Posicionamento do Carrefour
"Até o momento, o Carrefour informa que não teve acesso a conclusão do inquérito da Polícia Civil a respeito do caso ocorrido na noite do dia 19 de novembro, em Porto Alegre. Seguimos à disposição dos órgãos para contribuir com todas as informações necessárias e reforçamos nosso repúdio a qualquer tipo de violência e agressão em nossas unidades."
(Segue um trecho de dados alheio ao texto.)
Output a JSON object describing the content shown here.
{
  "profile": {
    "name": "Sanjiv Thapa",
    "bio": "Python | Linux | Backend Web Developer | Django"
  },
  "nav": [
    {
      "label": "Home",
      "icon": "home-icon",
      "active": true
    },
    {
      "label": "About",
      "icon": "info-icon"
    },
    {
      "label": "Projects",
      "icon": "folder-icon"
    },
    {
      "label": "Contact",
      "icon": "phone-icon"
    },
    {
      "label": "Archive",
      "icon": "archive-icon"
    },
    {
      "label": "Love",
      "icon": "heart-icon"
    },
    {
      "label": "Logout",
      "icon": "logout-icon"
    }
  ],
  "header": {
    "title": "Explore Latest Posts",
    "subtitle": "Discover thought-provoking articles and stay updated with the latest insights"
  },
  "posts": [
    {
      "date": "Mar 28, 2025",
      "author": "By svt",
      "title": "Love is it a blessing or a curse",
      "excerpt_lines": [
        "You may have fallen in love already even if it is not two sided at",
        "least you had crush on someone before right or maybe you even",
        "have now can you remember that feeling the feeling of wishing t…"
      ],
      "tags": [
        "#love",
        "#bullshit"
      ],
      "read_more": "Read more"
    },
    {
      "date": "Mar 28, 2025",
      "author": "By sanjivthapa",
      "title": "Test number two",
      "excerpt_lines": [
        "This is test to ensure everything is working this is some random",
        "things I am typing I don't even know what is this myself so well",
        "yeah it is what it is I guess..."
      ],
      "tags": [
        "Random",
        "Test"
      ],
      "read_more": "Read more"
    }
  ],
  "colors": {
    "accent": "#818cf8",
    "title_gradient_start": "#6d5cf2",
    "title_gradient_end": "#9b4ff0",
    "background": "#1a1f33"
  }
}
Posicionamento do Grupo Vector:
"O Grupo Vector manifesta seu repúdio a qualquer ato de violência e lamenta o fato ocorrido na noite de 19/11/2020. A Vector reforça que não compactua com ações de violência, independente do tipo, caráter e objeto alvo da violência. Os colaboradores envolvidos com os acontecimentos foram desligados do quadro de funcionários da Vector. A Vector possui seus valores a fundados na Cordialidade e Empatia para desempenho de suas ações, respeitando a vida. No presente momento, a prioridade da Vector é contribuir integralmente com as investigações e ações da Justiça. Garantir que qualquer fato semelhante jamais aconteça novamente é o principal compromisso da Vector, através da transformação ao qual a empresa se encontra, mantido pelo diálogo transparente estabelecido com a sociedade."